51:46 Where they're trying to learn from the experience of past shots and try to get some idea of predicting
51:51 whether how a future shot will, will perform.
51:54 Those are, you know, new things that are, that are happening.
51:57 Sort of, I think the, the two sides of it are, are probably those kinds of, those kinds of
52:01 high level things where you're trying to ask it, you know, big questions about, you know,
52:05 what would happen if I do this?
52:07 But there's, there's the other level of, of kind of using it to offload some of the big
52:12 numerical heavy lifting that we do all the time.
52:14 We run a lot of, you know, these simulations run massive calculations trying to, you know,
52:19 do the physics of these lasers shining into these, these whole rooms and such.

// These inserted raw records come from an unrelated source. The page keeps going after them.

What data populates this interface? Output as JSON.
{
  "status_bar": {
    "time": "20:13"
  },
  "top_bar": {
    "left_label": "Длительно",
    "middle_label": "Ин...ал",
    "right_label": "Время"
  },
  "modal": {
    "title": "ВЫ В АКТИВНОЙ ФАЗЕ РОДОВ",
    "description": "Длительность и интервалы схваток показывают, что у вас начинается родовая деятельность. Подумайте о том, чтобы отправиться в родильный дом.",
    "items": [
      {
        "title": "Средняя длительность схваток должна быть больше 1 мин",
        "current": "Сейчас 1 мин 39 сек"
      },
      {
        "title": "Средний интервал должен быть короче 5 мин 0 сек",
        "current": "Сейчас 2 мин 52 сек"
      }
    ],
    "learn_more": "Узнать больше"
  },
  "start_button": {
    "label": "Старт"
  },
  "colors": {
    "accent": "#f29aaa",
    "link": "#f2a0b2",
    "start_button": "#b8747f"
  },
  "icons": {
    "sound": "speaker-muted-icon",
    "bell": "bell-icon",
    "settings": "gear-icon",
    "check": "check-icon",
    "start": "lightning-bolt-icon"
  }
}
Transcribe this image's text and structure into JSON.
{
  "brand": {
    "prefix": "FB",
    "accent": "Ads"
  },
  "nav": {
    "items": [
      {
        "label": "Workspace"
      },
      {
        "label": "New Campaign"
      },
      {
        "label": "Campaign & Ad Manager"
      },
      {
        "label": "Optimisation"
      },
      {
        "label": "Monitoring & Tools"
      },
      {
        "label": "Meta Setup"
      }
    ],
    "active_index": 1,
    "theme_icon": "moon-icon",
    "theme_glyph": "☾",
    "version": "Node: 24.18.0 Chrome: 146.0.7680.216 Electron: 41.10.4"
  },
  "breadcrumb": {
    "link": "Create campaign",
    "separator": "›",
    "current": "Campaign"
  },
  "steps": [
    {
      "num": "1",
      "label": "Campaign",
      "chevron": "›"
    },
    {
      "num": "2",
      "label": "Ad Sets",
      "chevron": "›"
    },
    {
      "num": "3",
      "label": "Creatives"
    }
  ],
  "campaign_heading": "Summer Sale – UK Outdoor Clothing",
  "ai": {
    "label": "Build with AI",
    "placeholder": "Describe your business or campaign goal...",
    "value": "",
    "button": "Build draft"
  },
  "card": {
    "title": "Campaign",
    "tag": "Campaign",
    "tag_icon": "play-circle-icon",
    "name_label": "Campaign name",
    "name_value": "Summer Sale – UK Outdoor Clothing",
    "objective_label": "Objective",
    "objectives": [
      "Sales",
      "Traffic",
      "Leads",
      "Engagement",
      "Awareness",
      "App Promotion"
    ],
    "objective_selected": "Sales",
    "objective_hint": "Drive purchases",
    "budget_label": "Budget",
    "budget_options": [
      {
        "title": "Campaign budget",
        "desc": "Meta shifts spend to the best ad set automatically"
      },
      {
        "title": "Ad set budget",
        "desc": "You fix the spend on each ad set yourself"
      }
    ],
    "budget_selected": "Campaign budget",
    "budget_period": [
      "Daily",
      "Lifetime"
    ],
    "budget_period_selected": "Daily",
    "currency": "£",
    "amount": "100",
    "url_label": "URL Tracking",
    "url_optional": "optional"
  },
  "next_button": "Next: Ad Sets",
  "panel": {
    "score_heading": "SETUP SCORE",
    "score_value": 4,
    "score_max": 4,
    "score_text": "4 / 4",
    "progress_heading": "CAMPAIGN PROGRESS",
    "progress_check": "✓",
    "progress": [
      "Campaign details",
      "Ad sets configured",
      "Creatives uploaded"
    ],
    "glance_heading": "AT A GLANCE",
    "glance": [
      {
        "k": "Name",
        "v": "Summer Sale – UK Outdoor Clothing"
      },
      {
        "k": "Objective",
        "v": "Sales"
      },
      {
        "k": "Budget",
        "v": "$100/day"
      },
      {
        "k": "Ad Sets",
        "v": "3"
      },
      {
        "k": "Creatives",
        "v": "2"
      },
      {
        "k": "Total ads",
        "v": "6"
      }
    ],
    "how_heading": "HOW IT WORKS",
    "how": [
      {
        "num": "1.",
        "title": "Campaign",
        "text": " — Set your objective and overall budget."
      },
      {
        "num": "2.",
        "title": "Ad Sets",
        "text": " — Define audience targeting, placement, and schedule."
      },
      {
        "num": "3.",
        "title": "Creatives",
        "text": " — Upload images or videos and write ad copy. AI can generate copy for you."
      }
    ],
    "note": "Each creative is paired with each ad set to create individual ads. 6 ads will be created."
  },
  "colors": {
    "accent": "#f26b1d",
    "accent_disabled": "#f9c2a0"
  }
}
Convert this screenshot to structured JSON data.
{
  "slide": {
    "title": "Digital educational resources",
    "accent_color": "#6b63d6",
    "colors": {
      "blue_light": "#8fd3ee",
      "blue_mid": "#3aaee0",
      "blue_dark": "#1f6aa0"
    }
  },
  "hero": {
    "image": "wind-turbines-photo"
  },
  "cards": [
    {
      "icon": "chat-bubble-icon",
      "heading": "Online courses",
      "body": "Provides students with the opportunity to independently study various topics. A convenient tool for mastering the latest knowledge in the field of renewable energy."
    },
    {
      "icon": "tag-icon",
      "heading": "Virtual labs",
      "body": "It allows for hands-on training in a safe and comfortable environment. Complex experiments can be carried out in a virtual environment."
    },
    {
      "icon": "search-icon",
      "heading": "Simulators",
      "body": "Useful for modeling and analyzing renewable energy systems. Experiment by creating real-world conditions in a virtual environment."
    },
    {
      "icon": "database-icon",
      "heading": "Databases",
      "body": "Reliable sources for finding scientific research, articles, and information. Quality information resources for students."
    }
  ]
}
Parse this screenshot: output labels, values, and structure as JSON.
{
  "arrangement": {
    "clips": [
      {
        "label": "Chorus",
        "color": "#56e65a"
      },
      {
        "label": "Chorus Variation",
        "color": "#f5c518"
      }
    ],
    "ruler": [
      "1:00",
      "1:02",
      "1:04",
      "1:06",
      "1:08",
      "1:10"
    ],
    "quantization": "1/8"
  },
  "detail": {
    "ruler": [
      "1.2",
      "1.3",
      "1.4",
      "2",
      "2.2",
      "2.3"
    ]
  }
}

52:23 And some of those calculations could be learned by an inference engine and just maybe a simplified
52:28 version provided over and over, right?
52:31 And so there are several efforts being applied to that where, and basically training an agent
52:36 to just learn some part of, of how the simulation, you know, what the physical data the simulation
52:41 should provide.
52:42 I've worked on some of those things.
52:43 There's more of that going on.
52:45 There's more details to that as well.
52:47 I mean, the way we do our simulations, right, we divide, you know, you can sort of think
52:50 of our simulations or multi-physics simulations, like, you know, like an image, right?
52:54 An image divides, to make an image, you divide, divide it up into a whole bunch of little tiny
52:58 pixels, right?
52:59 And each pixel has a red, green, blue value.
53:02 And that's what makes your image.
53:03 And we kind of do that with our, our simulations.
53:05 If you want to simulate a whole room with a capsule inside, you basically divide it up into
53:09 a whole bunch of little tiny pixels.
53:12 We call them nodes and we interconnect them with their nearest neighbors.
53:15 So they create that links into a mesh.
53:17 And rather than having red, green, blue, we have physics attributes.
53:21 We tell it what it's made of.
53:23 That node is what it's made of, how hot it is, you know, things like that.
53:26 It's ionization state.
53:27 And then we run the laws of physics on all of these nodes as they talk to each other.
53:31 And then they, then that unfolds.
53:33 And so, but as you can imagine, if you have sort of a mesh of all these nodes, they can tangle
53:37 up and they can get all, all messed up.
53:39 And so one of the things that we do is we have, you know, a certain amount of algorithms
53:44 to try to keep that, that tangling from happening too much and crashing simulations.
53:49 So that's sort of an inside baseball thing, but that's one of the things that I'm, I'm one
53:54 of side projects I have, for instance, of, of actually using reinforcement learning to try
53:59 to figure out just by giving it a whole bunch of trials, you know, what's the best policy
54:04 for relaxing these, these nodes so that they don't crash a simulation.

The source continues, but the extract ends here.